In the galleries: Artists imagine red in images from brutal to banal
Also: Honoring Japan’s creative culture and craftsmanship, an inventive exhibit allows viewers to be hands-on collaborators and engage with the objects on display, and an artist explores her Ethiopian identity.

Review by Mark Jenkins
May 26, 2023 at 6:00 a.m. EDT
Meron Engida Hawke

Painter-collagist Meron Engida Hawke lives in D.C., but her pictures convey viewers to her birthplace, Ethiopia. Rendered in a flat, naive style that emulates her original homeland’s aged murals, the works in Engida Hawke’s Morton Fine Art exhibition portray women, children, animals and a traditional agrarian lifestyle where little things matter. Those include teff, the traditional grain whose individual grains are minuscule, and the tiny creature for which the show is named, “Hummingbird.”
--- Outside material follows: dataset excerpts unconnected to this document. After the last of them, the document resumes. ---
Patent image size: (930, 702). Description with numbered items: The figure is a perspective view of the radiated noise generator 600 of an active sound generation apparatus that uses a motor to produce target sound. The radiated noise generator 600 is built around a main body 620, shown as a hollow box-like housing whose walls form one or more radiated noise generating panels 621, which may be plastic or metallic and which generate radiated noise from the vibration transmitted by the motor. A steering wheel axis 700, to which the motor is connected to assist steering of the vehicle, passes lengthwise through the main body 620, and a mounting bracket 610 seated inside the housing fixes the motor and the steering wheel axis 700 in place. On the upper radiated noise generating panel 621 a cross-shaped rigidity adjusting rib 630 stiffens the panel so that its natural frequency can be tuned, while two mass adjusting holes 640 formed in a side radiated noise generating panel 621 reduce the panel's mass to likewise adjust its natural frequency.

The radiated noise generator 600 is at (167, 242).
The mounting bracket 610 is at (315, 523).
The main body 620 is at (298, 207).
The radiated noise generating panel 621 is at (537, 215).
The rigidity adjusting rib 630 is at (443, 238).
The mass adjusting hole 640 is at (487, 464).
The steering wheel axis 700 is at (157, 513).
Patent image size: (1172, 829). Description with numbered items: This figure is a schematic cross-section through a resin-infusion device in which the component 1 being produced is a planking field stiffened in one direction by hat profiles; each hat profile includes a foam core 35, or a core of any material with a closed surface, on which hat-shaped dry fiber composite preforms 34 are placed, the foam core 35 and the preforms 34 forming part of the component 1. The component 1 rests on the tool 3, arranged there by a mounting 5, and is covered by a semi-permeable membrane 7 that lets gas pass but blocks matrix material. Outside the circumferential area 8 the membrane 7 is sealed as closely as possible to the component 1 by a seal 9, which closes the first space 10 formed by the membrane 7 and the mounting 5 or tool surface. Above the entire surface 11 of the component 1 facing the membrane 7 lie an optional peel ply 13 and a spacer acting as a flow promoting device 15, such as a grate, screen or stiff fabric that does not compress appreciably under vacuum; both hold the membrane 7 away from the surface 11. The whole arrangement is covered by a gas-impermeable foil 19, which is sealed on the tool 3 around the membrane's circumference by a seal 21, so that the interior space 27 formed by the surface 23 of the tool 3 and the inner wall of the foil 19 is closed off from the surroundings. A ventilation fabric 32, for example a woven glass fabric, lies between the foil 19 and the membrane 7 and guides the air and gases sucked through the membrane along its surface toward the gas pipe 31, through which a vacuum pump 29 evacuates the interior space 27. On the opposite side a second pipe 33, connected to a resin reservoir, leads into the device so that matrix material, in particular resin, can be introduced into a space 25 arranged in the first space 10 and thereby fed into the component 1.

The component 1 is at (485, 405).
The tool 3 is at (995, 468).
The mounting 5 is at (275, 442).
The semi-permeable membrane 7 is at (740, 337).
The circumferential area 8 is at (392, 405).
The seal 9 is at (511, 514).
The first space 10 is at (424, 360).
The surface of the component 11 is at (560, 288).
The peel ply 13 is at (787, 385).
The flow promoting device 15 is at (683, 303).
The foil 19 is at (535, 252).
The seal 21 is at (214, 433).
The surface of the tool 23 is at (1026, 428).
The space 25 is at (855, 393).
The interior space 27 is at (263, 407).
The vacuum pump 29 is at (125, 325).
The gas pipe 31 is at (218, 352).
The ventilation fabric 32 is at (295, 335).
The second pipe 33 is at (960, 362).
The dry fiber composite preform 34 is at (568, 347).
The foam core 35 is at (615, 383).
Printed pictures of those birds, invoking a fable about their brave attempt to fight a fire with mere drops of water, are collaged into paintings made with acrylics and oilstick. Also incorporated are yarn, fabric, imitation pearls, rock-patterned wallpaper and — in two small sculptures — teff stalks that mimic human hair. The artist’s fresco-like style is functional yet poetic, much like the activities it is used to depict. Whether the subject is a noble lion, long a symbol of Ethiopia, or a humble gristmill, Engida Hawke’s pictures possess a strong sense of place.
Meron Engida Hawke: Hummingbird Through June 9 at Morton Fine Art, 52 O St. NW, No. 302. By appointment.